Bearbeiter: Christian Becker

Zitiervorschlag: BGH, 5 StR 401/12, Beschluss v. 12.09.2012, HRRS 2012 Nr. 973


BGH 5 StR 401/12 - Beschluss vom 12. September 2012 (LG Chemnitz)

Beweiswürdigung (Anforderungen in Aussage-gegen-Aussage-Konstellation; Aussageverweigerung der einzigen Belastungszeugin in der Hauptverhandlung; Glaubwürdigkeit trotz Teillüge); Benachrichtigung des Angeklagten über einen Vernehmungstermin trotz Ausschlussgrund.

§ 261 StPO; § 168c Abs. 5 StPO

Entscheidungstenor

Auf die Revision des Angeklagten wird das Urteil des Landgerichts Chemnitz vom 24. April 2012 nach § 349 Abs. 4 StPO aufgehoben; der Angeklagte wird freigesprochen.

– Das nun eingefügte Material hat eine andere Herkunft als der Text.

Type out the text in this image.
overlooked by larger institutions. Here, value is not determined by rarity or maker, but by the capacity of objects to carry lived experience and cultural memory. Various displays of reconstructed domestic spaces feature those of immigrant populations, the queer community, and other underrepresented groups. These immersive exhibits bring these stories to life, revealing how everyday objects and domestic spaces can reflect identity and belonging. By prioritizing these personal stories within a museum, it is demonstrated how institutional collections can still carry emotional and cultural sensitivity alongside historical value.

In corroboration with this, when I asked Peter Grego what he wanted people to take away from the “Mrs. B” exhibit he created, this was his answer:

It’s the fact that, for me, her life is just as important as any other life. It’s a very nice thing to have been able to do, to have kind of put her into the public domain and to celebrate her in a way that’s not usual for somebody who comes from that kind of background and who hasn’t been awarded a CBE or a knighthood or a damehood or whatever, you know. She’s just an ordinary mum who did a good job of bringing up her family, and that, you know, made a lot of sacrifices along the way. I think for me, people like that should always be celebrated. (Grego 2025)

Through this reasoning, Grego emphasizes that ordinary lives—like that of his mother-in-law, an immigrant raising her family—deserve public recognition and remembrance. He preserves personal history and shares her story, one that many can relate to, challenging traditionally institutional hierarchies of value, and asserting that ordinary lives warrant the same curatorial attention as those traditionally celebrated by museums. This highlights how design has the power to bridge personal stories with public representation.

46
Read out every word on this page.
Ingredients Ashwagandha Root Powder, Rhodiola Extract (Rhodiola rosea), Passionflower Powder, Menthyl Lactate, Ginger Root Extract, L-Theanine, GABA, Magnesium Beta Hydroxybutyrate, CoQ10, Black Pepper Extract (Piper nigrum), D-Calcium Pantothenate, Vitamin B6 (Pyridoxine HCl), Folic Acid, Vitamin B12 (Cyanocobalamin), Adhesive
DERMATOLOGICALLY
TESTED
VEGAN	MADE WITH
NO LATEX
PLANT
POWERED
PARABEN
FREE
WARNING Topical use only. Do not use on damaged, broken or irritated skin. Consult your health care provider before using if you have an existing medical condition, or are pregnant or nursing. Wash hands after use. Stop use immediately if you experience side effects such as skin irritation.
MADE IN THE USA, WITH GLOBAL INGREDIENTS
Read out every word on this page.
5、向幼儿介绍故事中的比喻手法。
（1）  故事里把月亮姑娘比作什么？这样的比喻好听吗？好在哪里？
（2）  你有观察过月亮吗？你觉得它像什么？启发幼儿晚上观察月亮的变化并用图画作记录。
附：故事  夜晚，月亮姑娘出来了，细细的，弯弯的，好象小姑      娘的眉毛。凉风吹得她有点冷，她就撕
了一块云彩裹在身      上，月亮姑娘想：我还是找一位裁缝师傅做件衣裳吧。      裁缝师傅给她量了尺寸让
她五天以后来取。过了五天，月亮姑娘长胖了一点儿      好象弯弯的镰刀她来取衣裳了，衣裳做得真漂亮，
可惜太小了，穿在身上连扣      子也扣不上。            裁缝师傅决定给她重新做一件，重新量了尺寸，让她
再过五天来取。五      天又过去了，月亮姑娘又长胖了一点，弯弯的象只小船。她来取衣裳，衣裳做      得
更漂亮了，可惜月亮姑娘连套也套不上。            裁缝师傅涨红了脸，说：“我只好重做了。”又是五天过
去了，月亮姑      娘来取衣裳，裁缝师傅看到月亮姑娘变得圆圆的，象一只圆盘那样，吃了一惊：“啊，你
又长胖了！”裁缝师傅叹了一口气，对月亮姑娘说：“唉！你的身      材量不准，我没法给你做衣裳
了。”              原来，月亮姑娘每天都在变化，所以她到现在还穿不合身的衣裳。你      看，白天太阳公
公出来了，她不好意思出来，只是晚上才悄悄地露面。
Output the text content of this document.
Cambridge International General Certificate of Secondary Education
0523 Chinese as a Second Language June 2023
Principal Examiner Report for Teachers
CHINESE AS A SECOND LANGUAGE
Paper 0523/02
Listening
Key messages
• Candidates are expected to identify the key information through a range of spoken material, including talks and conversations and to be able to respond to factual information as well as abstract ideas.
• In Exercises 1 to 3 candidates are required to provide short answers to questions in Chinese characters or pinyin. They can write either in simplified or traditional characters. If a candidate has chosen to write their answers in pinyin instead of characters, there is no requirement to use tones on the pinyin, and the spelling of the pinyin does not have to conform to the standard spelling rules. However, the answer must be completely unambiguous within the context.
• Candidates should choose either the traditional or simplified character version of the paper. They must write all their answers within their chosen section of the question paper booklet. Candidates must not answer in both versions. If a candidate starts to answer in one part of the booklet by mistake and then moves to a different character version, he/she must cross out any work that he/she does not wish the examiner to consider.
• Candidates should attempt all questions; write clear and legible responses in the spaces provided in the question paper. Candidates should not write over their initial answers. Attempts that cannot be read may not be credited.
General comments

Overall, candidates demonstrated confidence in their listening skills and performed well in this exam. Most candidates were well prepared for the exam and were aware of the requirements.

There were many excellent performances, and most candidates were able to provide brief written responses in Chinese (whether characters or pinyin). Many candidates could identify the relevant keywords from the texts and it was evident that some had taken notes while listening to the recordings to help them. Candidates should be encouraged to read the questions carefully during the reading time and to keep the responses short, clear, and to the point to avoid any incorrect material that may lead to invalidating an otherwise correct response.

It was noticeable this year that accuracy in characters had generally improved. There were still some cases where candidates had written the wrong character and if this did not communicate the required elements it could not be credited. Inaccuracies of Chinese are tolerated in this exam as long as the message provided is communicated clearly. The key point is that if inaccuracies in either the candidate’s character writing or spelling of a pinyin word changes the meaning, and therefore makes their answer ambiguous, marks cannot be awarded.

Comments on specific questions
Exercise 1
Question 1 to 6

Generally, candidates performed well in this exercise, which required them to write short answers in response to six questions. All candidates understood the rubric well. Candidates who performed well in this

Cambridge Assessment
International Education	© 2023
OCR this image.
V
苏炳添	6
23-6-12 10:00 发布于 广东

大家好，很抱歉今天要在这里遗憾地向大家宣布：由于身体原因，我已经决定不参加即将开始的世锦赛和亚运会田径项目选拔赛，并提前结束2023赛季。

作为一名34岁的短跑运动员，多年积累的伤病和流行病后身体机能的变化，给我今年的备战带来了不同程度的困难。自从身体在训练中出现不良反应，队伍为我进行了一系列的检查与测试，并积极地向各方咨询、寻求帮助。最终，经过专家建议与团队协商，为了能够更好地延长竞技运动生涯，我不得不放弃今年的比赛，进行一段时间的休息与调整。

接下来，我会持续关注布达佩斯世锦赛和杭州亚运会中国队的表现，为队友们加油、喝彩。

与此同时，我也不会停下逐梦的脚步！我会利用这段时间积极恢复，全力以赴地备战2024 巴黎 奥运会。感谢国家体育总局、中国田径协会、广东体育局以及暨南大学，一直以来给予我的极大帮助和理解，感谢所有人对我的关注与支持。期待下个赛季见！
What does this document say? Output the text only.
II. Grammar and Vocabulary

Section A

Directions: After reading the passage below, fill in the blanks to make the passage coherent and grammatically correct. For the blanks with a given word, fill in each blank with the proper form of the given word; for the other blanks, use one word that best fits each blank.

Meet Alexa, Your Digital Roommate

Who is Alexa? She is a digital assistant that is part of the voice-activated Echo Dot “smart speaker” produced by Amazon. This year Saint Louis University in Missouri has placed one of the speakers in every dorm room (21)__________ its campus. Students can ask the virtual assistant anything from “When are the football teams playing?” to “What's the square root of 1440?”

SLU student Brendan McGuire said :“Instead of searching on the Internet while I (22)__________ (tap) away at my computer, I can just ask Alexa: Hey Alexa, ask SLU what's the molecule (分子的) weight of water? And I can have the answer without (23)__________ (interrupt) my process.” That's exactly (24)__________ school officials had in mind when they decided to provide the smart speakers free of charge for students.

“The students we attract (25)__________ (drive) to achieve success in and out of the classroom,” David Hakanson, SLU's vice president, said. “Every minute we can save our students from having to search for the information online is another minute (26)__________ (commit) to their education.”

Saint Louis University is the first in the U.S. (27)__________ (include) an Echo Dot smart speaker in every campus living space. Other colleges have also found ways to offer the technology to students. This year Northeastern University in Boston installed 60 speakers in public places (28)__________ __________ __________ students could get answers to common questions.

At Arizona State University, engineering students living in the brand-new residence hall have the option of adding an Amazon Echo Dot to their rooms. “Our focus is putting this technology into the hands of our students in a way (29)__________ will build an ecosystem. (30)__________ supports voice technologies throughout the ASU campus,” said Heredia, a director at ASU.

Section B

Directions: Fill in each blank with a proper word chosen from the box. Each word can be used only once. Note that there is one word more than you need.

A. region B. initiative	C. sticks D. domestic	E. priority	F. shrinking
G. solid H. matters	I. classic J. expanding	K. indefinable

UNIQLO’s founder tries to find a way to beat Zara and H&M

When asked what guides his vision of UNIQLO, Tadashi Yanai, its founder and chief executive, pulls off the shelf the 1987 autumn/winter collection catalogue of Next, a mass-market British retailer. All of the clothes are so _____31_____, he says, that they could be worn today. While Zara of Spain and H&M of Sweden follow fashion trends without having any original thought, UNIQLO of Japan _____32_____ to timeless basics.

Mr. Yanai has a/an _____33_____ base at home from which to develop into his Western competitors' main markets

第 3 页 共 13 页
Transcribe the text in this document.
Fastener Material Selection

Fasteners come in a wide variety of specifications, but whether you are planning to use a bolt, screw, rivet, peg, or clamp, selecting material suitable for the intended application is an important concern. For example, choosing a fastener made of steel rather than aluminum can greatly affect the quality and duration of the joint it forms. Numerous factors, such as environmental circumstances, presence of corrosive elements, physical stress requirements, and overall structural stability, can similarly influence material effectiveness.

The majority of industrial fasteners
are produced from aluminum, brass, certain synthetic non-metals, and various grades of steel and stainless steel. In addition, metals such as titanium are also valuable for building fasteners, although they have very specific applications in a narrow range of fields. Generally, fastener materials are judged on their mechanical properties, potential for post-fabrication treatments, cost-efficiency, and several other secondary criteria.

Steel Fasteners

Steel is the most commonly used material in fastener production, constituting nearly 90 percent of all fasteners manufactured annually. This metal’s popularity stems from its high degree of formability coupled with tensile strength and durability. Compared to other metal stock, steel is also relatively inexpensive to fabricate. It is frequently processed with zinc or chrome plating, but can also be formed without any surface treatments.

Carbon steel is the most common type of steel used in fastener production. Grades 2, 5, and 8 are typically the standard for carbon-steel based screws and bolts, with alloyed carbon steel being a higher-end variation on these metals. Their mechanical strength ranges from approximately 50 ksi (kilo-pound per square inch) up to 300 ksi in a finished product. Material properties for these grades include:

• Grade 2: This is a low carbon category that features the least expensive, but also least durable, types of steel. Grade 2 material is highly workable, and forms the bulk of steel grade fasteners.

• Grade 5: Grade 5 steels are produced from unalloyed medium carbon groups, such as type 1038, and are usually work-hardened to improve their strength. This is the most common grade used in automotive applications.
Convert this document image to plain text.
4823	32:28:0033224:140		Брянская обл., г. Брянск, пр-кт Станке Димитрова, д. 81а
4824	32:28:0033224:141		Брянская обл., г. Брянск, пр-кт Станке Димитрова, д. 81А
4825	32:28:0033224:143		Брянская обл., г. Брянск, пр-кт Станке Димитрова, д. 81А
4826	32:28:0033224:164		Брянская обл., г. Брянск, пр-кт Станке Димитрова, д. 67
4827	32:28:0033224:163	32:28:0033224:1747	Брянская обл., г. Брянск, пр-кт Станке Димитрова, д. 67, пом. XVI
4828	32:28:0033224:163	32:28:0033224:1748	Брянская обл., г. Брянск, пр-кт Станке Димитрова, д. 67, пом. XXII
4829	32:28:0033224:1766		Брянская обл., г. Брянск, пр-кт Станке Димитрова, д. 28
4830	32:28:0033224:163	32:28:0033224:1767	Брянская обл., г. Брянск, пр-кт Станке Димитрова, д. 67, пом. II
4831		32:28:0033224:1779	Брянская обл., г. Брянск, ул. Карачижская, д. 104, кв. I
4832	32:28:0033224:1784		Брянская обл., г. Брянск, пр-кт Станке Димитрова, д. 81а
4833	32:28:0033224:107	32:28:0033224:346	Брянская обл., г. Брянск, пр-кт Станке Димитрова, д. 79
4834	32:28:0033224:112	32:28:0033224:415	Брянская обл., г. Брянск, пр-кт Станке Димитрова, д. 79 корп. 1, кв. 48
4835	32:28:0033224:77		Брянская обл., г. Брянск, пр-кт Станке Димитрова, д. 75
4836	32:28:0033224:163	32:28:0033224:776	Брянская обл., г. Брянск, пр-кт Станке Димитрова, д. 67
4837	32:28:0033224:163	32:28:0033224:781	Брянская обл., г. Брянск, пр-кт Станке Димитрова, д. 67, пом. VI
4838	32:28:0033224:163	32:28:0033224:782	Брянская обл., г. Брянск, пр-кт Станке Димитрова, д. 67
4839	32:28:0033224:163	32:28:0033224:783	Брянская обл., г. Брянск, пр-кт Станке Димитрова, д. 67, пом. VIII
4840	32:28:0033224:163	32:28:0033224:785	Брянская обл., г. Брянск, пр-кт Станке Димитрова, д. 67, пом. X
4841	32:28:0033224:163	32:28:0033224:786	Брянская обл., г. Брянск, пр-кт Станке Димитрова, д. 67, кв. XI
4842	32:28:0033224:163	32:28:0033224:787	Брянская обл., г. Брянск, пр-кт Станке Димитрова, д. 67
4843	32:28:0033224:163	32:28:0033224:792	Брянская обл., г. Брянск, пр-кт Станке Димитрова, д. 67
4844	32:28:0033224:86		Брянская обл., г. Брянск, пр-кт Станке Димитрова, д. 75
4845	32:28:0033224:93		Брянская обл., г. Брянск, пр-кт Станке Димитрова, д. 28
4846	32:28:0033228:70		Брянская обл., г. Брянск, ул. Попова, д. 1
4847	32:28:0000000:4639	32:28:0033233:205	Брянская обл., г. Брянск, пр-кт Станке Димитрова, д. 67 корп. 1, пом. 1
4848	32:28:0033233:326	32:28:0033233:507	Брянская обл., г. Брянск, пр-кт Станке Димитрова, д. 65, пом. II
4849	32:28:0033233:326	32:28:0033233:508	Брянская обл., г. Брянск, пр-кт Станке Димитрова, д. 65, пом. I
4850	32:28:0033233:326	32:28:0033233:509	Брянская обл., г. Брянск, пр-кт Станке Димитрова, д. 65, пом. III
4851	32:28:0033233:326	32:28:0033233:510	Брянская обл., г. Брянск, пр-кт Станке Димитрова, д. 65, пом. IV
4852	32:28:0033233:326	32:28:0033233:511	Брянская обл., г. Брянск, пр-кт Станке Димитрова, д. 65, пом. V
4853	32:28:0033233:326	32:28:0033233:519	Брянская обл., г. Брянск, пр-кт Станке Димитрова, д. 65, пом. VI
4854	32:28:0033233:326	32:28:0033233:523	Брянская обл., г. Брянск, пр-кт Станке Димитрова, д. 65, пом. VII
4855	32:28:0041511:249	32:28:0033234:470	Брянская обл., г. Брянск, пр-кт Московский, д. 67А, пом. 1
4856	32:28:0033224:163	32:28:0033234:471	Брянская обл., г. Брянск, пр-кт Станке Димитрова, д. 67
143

Die Kosten des Verfahrens und die notwendigen Auslagen des Angeklagten fallen der Staatskasse zur Last.

Gründe

Das Landgericht hat den Angeklagten - unter Freispruch im Übrigen - wegen sexuellen Missbrauchs von Schutzbefohlenen in Tateinheit mit sexuellem Missbrauch von Kindern und mit sexueller Nötigung zu einer Freiheitsstrafe von einem Jahr und drei Monaten verurteilt. Die Revision des Angeklagten führt mit der Sachrüge zur Aufhebung des angefochtenen Urteils und zu seinem Freispruch.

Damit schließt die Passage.